The Forgetting Moon was published in hardcover and ebook formats on 30 August 2016 through Saga Press, an imprint of Simon & Schuster. Saga released a trade paperback edition on 29 August 2017. Recorded Books released an audiobook narrated by Tim Gerard Reynolds on 30 January 2019. The cover artist for the North American editions was Richard Anderson.

Klett-Cotta released a German language edition on 10 March 2018 under the title Der Mond des Vergessens.

==Reception==
Paul Di Filippo, in his review for Locus Online, described The Forgetting Moon as "[providing] plenty of well-crafted spectacle, thrills, suspense, blood, thunder and [a] general sense of wonder." He continued, stating that Durfee included "no waste or overstuffing", further describing the story as "enthralling". The story is squarely in the grimdark genre and "not for those who would rather spend the day dreaming in Rivendell."
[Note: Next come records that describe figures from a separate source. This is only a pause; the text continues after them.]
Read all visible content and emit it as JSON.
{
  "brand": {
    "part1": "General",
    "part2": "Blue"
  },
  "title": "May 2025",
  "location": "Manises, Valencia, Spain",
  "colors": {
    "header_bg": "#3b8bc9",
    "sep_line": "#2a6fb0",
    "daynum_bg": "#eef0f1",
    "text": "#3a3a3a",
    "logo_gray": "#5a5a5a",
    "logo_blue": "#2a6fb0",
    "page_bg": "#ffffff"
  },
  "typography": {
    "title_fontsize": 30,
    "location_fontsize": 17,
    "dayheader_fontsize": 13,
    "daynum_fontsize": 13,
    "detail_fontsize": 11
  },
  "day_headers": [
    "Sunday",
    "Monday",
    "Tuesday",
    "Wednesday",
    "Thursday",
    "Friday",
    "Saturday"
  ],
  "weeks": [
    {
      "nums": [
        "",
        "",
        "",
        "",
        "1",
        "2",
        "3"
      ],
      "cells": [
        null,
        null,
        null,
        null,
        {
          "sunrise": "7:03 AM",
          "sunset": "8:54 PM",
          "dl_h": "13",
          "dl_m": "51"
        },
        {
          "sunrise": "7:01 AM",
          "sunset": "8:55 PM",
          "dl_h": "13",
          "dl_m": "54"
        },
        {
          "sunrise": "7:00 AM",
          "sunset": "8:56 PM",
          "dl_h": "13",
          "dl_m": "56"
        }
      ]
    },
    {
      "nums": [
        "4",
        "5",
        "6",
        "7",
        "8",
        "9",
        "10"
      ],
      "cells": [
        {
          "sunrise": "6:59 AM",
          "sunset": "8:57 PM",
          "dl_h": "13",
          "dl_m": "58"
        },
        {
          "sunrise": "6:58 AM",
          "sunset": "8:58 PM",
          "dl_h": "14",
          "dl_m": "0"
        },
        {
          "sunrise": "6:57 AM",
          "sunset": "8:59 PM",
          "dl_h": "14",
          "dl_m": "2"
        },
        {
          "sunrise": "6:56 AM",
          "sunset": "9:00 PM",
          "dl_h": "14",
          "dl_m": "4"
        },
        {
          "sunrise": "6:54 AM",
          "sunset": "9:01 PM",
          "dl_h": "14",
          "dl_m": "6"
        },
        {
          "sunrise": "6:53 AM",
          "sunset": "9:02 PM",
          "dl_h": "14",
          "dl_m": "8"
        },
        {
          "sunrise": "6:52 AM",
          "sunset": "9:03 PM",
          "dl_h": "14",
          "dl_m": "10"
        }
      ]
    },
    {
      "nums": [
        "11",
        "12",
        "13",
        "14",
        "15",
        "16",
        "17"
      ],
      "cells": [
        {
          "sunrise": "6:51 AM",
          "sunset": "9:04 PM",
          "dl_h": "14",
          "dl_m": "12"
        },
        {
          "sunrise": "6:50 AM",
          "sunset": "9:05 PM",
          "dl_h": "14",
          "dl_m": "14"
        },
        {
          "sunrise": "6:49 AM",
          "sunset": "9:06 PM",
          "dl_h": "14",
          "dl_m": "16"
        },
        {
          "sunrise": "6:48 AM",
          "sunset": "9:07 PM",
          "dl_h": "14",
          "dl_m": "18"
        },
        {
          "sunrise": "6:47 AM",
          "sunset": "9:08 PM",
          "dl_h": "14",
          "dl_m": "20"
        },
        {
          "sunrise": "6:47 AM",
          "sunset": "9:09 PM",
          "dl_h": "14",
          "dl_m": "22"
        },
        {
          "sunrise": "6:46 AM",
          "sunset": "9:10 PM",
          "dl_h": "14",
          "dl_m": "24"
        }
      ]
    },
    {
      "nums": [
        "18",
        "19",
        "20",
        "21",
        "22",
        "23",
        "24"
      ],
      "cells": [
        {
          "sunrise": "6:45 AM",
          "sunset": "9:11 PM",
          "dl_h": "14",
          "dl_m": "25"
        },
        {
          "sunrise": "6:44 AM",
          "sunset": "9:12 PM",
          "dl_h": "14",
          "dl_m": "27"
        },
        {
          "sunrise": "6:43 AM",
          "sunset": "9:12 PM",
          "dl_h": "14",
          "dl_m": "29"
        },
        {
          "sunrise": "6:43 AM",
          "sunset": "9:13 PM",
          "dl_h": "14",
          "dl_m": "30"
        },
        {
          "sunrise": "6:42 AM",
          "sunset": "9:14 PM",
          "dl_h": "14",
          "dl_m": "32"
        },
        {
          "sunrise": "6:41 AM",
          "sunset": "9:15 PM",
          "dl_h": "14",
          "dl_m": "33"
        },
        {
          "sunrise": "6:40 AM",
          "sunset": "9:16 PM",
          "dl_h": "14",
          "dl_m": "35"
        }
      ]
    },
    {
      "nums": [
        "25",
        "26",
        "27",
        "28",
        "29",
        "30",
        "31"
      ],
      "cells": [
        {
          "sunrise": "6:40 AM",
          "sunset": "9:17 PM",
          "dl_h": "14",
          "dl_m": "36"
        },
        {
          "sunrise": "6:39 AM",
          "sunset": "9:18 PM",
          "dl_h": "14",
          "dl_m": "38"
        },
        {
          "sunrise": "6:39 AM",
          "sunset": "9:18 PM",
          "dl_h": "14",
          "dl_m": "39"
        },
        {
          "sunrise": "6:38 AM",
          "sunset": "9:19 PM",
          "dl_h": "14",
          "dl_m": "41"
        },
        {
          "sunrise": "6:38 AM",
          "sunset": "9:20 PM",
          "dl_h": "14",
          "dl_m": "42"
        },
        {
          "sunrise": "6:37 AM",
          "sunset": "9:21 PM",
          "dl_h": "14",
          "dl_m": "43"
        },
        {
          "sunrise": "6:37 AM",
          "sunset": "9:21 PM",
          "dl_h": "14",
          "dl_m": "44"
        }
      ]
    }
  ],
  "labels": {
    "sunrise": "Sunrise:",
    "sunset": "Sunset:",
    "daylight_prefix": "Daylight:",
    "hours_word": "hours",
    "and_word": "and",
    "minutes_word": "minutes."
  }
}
On Barnes & Noble's science fiction and fantasy blog, Jeff Somers describes the story as "epic fantasy turned up to eleven", pointing out that "Durfee doesn’t shy away from darkness" in this grimdark fantasy tale. Even though Durfee uses many common epic fantasy tropes, he puts his own mark on them.

The Forgetting Moon was compared favorably to A Song of Ice and Fire by George R. R. Martin by SFFWorld, noting the similarly dark themes and the epic fantasy elements. The cover art by Richard Anderson was also praised, stating "it could easily be the cover of a heavy metal album."